Port St Mary Town Hall is a municipal building on The Promenade, Port St Mary, Isle of Man. It accommodates the offices and meeting place of the Port St Mary Commissioners.

==History==
Following the implementation of the Local Government Act 1886, Port St Mary became a village district with elected commissioners in 1890. In this context, a group of local businessmen formed a company, to be known as The Port St. Mary Public Hall Company Limited, to finance and commission a dedicated town hall for the village. A shipping clerk, Frank Strickland, was appointed secretary of the company.

The site they selected for the new building, on the south side of The Promenade, had been occupied by the Chapel of St Mary (Keeill Moirrey) in the early medieval period. They purchased it from a local landowner, John Sainsbury, in 1897. The building was designed in the neoclassical style, built in rubble masonry and was completed in 1898. The design involved a symmetrical main frontage of five bays facing The Promenade. The central section of three bays, which was slightly projected forward, featured three tall sash windows with round heads flanked by pairs of Doric order pilasters supporting a pediment. The outer bays were fenestrated by sash windows. There were external staircases leading up to porches on both sides of the building, and there was a prominent Venetian window with a clock above on the northeast side. Internally, the assembly hall featured a sprung maple floor suitable for dancing and roller skating.
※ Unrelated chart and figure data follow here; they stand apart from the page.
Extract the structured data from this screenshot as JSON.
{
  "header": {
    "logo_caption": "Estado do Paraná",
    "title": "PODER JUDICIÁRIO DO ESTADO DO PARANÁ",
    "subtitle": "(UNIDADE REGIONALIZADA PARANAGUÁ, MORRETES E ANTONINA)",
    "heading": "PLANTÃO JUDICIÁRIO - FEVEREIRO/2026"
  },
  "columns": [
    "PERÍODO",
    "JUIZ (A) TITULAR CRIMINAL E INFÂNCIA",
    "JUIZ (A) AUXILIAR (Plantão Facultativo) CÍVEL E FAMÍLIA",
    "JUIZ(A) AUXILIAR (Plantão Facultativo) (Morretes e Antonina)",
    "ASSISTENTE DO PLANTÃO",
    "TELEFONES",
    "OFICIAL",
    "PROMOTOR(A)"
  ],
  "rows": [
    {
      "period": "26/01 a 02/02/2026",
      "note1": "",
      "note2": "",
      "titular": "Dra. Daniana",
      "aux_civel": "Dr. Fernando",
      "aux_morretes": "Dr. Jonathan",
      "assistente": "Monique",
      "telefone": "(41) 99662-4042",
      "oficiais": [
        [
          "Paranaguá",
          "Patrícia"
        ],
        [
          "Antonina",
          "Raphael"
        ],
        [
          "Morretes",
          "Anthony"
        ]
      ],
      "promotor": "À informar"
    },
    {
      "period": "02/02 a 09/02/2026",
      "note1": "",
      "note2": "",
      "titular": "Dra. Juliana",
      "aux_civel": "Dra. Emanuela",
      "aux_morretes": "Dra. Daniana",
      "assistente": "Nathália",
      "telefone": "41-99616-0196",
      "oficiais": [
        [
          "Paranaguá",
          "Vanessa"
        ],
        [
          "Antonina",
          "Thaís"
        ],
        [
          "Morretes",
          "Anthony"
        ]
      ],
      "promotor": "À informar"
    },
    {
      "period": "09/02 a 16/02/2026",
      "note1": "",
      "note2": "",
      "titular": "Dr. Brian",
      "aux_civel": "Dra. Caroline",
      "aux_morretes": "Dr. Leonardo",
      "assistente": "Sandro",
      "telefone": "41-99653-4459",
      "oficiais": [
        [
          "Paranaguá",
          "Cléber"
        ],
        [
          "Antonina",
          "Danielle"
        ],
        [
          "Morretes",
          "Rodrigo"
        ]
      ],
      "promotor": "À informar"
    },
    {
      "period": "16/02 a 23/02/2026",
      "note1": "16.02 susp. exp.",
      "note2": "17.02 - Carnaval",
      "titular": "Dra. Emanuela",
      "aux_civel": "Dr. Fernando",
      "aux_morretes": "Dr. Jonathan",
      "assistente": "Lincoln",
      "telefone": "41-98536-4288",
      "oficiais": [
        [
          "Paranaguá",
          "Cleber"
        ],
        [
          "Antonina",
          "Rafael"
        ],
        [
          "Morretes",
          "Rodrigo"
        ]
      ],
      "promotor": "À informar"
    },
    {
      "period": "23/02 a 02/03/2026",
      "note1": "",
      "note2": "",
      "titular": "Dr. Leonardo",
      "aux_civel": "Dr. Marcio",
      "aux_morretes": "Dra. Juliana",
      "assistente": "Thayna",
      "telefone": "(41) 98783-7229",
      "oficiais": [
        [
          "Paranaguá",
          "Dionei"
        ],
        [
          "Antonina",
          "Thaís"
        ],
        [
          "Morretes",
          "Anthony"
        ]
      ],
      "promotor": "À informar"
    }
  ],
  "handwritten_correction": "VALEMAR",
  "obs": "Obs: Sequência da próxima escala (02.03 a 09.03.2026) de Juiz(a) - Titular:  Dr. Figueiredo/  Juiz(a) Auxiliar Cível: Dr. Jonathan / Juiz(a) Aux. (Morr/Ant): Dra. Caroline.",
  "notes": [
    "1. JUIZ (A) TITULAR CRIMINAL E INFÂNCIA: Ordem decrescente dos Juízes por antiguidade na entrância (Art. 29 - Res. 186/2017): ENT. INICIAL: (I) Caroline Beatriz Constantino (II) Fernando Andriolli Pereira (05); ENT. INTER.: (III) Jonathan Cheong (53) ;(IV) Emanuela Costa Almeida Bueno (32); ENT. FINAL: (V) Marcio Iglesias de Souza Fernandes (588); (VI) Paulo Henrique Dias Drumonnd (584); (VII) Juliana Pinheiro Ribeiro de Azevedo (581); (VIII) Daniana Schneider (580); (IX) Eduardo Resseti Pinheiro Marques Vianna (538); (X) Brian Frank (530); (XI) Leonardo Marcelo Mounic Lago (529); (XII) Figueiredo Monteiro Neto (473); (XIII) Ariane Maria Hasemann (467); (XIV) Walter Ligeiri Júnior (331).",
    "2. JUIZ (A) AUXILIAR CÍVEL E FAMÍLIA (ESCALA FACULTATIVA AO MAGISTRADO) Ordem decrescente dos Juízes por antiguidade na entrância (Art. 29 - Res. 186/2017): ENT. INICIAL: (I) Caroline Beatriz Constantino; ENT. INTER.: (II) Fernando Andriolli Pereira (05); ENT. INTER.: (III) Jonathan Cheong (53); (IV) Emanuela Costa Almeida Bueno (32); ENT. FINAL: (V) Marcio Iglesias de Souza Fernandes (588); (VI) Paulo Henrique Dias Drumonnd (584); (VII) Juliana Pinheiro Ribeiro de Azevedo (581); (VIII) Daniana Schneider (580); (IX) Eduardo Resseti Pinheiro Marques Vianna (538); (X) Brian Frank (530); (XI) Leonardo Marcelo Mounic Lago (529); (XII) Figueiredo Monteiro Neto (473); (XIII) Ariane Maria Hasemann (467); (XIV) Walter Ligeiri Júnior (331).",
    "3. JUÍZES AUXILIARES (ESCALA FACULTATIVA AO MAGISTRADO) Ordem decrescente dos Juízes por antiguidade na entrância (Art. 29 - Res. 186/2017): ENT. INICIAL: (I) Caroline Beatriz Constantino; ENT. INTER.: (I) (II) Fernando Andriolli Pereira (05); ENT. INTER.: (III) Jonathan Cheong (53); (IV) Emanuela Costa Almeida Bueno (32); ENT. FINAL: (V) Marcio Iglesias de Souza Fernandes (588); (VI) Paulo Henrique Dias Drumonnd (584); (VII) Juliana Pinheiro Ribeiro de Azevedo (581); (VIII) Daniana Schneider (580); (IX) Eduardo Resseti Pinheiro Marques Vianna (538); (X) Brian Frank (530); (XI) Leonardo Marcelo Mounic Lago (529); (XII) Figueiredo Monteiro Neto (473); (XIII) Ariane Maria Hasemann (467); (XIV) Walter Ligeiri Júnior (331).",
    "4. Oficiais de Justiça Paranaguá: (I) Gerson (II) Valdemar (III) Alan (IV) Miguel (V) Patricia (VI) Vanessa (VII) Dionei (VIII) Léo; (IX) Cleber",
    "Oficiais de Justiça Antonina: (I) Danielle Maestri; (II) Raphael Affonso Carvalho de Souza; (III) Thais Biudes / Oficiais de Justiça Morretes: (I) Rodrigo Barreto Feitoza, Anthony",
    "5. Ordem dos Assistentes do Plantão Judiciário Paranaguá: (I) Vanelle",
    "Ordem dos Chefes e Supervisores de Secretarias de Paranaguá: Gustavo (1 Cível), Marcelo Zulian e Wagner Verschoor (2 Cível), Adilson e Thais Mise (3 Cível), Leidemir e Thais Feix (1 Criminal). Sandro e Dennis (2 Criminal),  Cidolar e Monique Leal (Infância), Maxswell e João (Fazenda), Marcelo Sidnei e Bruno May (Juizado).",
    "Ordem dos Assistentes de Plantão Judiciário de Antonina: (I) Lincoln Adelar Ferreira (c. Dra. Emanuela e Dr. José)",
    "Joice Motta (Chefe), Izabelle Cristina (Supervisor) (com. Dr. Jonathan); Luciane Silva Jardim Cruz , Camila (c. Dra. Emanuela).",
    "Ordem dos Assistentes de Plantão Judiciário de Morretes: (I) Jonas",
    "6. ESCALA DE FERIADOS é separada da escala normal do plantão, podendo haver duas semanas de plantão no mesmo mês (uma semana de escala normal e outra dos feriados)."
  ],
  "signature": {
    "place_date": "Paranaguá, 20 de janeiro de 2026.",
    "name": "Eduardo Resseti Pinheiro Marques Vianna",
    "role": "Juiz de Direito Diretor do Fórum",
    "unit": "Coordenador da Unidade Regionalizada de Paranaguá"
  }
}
The project was not a commercial success, and the hall was sold to the Port St Mary Commissioners, for use as their offices and meeting place, for £1,500 in November 1938. The company which had developed the building was then dissolved in September 1939. After the completion of an extensive programme of refurbishment works, the building was officially re-opened by the deemster, Percy Cowley, as Port St Mary Town Hall on 22 November 1939. The assembly hall was subsequently made available for exhibitions, pantomime performances and film shows.

In May 2023, the town hall featured an exhibition about the steamship SS Mona's Queen, which took part in the Dunkirk evacuation in May 1940. The ship was struck by a sea mine outside Dunkirk Harbour and sunk in two minutes.